Every June We Talk About Safety. Every Year Falls Are Still a Top OSHA Violation.
- 6 days ago
- 4 min read

National Safety Month arrives every June with emails, posters, and renewed conversations about prevention. And then workers go back to climbing unsecured ladders, stepping through unprotected roof hatches, and trusting equipment nobody genuinely believes is safe. Falls have ranked among OSHA's most cited violations for over a decade. That's not a trend. It's the same problem the industry keeps not solving.
Falls Don't Show Up in the Data the Way They Show Up in Real Life
The construction industry has gotten comfortable discussing falls as statistics — violations, claims, reports. What those numbers don't capture is the worker rushed into surgery, the family in a waiting room, the contractor explaining to a crew why someone isn't coming back. A 2025 study published in JAMA Network Open tracked 7,556 people with workplace injuries and found that rates of anxiety and mental disorders worsened significantly after a traumatic workplace injury — more than in people who suffered comparable injuries outside of work. The researchers identified something specific to the workplace injury and claims process that compounds the mental health outcome beyond the physical injury itself.
A six-year follow-up study of injured workers found that roughly 10% hadn't returned to work at all six years after their injury, with psychological symptoms being a primary factor in whether people came back.
The emotional cost doesn't show up on an OSHA report. But it's there, and it lasts longer than the injury does.
The Three Excuses That Keep Job Sites Unsafe
"We've never had a fall." The absence of an accident isn't the absence of risk. It usually means luck has held so far.
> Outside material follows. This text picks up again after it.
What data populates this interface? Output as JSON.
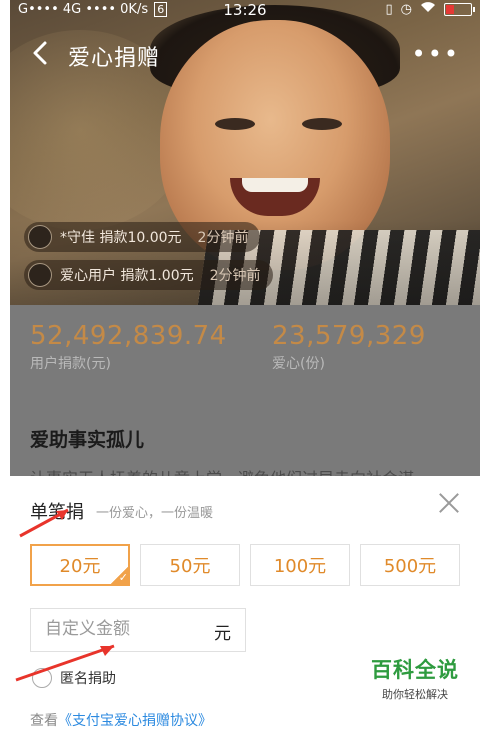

OSHA doesn't write fall protection standards because falls might happen — the standards exist because falls do happen, resulting in over 34,000 emergency room visits and 113 fatalities from ladder falls alone in a single year, according to CDC and NIOSH data.
"It costs too much." One serious fall can trigger OSHA citations, workers' compensation claims, lawsuits, increased insurance premiums, and in some cases permanent disability payments. Workers' comp wage replacement runs about two-thirds of pre-injury wages in most states — and studies tracking actual earnings put the real replacement rate as low as 46% in some states. Companies routinely spend more recovering from a single preventable incident than the safety hardware would have cost to begin with.
"Our guys won't use it." Then the equipment wasn't designed for real working conditions. Safety systems that require extra steps, awkward transitions, or moving parts that fail after a few seasons get bypassed. That's not a personnel problem — it's a product problem. The solution is equipment workers actually use, every time, without thinking about it.
When Safety Equipment Exists on Paper and Nowhere Else
One of the most common failures in rooftop safety is installing systems that technically meet code but practically don't work. A gated ladder is useless if the gate is left open, and it almost always is. A cage becomes an obstacle when a technician can't fit tools through it. A telescoping ladder post that requires releasing a hand on a vertical rung to deploy doesn't get deployed — it gets ignored.
If the system makes the job harder, workers find a way around it. At that point the compliance checkbox is ticked and the hazard is unchanged.
Where Falls Actually Happen on a Job Site
The risk isn't evenly distributed across a workday. It concentrates at specific moments: the transition from a fixed ladder through a roof hatch opening, the climb up with tools in hand, the point where three-point contact breaks down. Among construction workers, 81% of fall injuries treated in emergency rooms involve a ladder, per NIOSH. Installation, maintenance, and repair workers — the trades most likely to be accessing commercial rooftops — had the second-highest ladder fall injury rates across all occupations.
What Removes the Risk Before It Becomes an Incident
LadderPort Roof Hatch Grab Bars mount on both sides of the hatch opening and stay fixed in position — nothing to deploy, nothing to extend, no step that gets skipped when someone is tired or carrying equipment through. They adjust to fit hatches from 24 to 48 inches and meet OSHA's Walking-Working Surface Rule 1910.28. The caged version with a self-closing gate keeps the opening protected even when the hatch is left open during roof work — one of the more common citations facility managers don't anticipate.
The Ladder Receiver holds an extension ladder at the correct angle and provides OSHA-compliant grab bars three feet above the roofline. The technician brings the ladder, the Receiver holds it securely, and when the job is done the ladder leaves — nothing on the wall for unauthorized access.
The Cranky portable winch lifts up to 300 pounds and weighs 29 pounds. One technician can move a compressor, motor, or coil from a truck bed to a rooftop without carrying it up a ladder. Overexertion injuries — lifting, carrying, handling — cost employers $12.49 billion in 2024, the single most expensive cause of workplace injury in the country. The Cranky post stays at the building; the winch travels with the technician across every site they service.
The Question Worth Sitting With This June
If a worker fell tomorrow, could your company honestly say it had done everything possible to prevent it — or would the conversation turn to the equipment that should have been installed before the accident happened?
Falls are preventable. The regret that follows them isn't.